# Introduction

One of the issues with machine learning when going from raw data is too many input variables. The sheer number of inputs makes it hard to train and often can lead to overfitting (see curse of dimensionality). Autoencoders were originally proposed as a method of reducing dimensions and extracting higher level features that we know for sure contain most if not all of the information. It can be thought of as storing the information in a more efficient and meaningful way.

# The Structure ## Definition

Autoencoders, instead of narrowing down like most networks, instead are shaped like an hourglass. When trained, the output should be exactly the same as the input. So if we feed the network a picture of a cat, it will give the exact same picture back. This forces the network to try to maintain all of the information through each layer and not lose anything. However, in the middle it gets narrower! This means it must find a more effective way of storing the same amount of information. The first half that converts the information into the narrow region is called the encoding portion and the second half that converts it back into the original information is called the decoding portion.

# Example: Number Systems

This can be a bit tricky to wrap our head around, so lets start with an example. Say we have a network that takes in 8 inputs. Each input node represents a number. So if we want to pass the number 1, we make the first neuron a 1 and the rest 0s. If we want to pass the number 2, we make the second neuron a 1 and the rest 0s. And so on. This process is actually called one-hot encoding. We then create a network with a very simple structure. Besides the input layer with 8 nuerons, we will add a hidden layer with 3 neurons and another output layer with 8 neurons. Now we train the network to spit back out the same exact input. This means it MUST learn to take the input and store it in only 3 neurons if it wants to learn. In this case, it can just learn binary! One of the three hidden ones represents +1, another represents +2, and another represents +4. This way, we can represent 8 different numbers ($$2^3$$).

# Applications

Standard autoencoders are useful for pretraining low levels of a deep network. In the past, without high-end GPUs, autoencoders would be used to extract out basic features from information. The input would be passed to train a shallow autoencoder. Then, the decoding portion would be chopped off and the network would be made deeper, with even smaller layers being added in the middle along with a new decoder. This would be repeated as long as needed to train these low levels.

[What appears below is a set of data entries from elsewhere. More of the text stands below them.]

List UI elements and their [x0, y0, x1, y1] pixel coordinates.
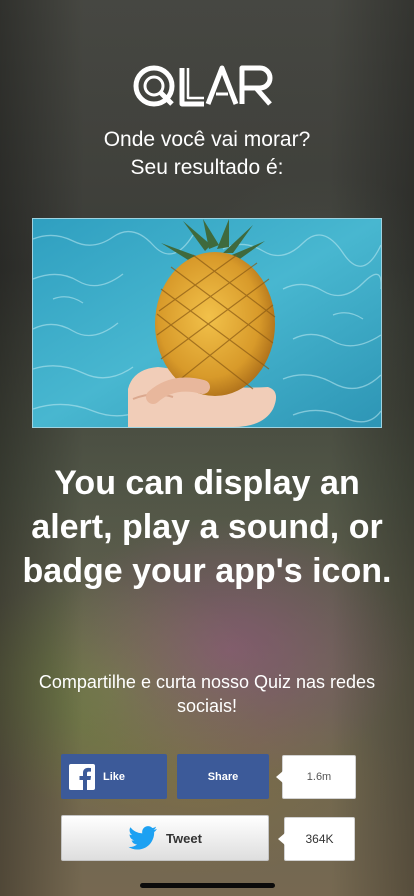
twitter-bird-icon — [128, 826, 157, 850]
facebook-count-bubble: 1.6m — [276, 755, 356, 799]
brand-logo — [0, 62, 414, 110]
tweet-button[interactable]: Tweet — [61, 815, 269, 861]
tweet-label: Tweet — [166, 830, 202, 846]
result-subtitle: Onde você vai morar? Seu resultado é: — [0, 126, 414, 182]
result-image — [32, 218, 382, 428]
home-indicator[interactable] — [140, 883, 275, 888]
twitter-count-bubble: 364K — [278, 817, 355, 861]
qlar-logo-mark — [133, 65, 273, 107]
like-label: Like — [103, 770, 126, 783]
result-headline: You can display an alert, play a sound, … — [22, 464, 392, 590]
quiz-result-screen: Onde você vai morar? Seu resultado é: Yo… — [0, 0, 414, 896]
quiz-question: Onde você vai morar? — [103, 128, 311, 151]
share-prompt: Compartilhe e curta nosso Quiz nas redes… — [38, 672, 376, 716]
result-intro: Seu resultado é: — [130, 156, 284, 179]
facebook-icon — [69, 763, 95, 790]
facebook-like-button[interactable]: Like — [61, 754, 167, 799]
facebook-share-button[interactable]: Share — [177, 754, 269, 799]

One of the biggest uses of autoencoders early on was images. Images have lots and lots of raw information (pixels) and easily identifiable features that can better represent the image. So naturally, the next step was in adding convolutional layers to autoencoders. However, to do this, we also need deconvolutional layers and unpooling. This process is called upsampling.

# Unpooling ## Definition

The first step in this process is reversing pooling. Unfortunately, this is basically impossible as we’ve thrown away the information from the other squares in the pooling process. Essentially, if we are unpooling a 1x1 region to a 2x2 region (reversing 2x2 pooling), we first move the 1x1 region to the right location in the 2x2 box. This is done by using switches, which essentially store the original location from the pooling. Basically, each pooled region takes not only the value, but the original location it was in before the pool, which is then used in the unpooling. The remaining squares are filled with 0s.

# Deconvolutions ## Definition

The next step is deconvolutions. Normally, the bottom would be the input and the top is the generated values from the kernel. In this case, you have the green region and want the bottom. To do this, you take the kernel and multiply every single location with the pixel value you are deconvolving. Where there are overlaps, you sum the values. Typically, high stride lengths are used to minimize overlap. In this image, each blue pixel is where the deconvolutional kernel is applied to. Let’s look at an example. Our kernel is...

$\begin{bmatrix} 3 & 4 \\ 1 & 1 \end{bmatrix}$

We can apply it to the 2x2 following image matrix with a stride length of 2.

$\begin{bmatrix} 1 & 2 \\ 5 & 9 \end{bmatrix}$ $→ \begin{bmatrix} 3 & 4 & 0 & 0 \\ 1 & 1 & 0 & 0 \\ 0 & 0 & 0 & 0 \\ 0 & 0 & 0 & 0 \end{bmatrix} + \begin{bmatrix} 0 & 0 & 6 & 8 \\ 0 & 0 & 2 & 2 \\ 0 & 0 & 0 & 0 \\ 0 & 0 & 0 & 0 \end{bmatrix} + \begin{bmatrix} 0 & 0 & 0 & 0 \\ 0 & 0 & 0 & 0 \\ 15 & 20 & 0 & 0 \\ 5 & 5 & 0 & 0 \end{bmatrix} + \begin{bmatrix} 0 & 0 & 0 & 0 \\ 0 & 0 & 0 & 0 \\ 0 & 0 & 27 & 36 \\ 0 & 0 & 9 & 9 \end{bmatrix}$ $= \begin{bmatrix} 3 & 4 & 6 & 8 \\ 1 & 1 & 2 & 2 \\ 15 & 20 & 27 & 36 \\ 5 & 5 & 9 & 9 \end{bmatrix}$

And presto, we have just deconvolved the image using our filter!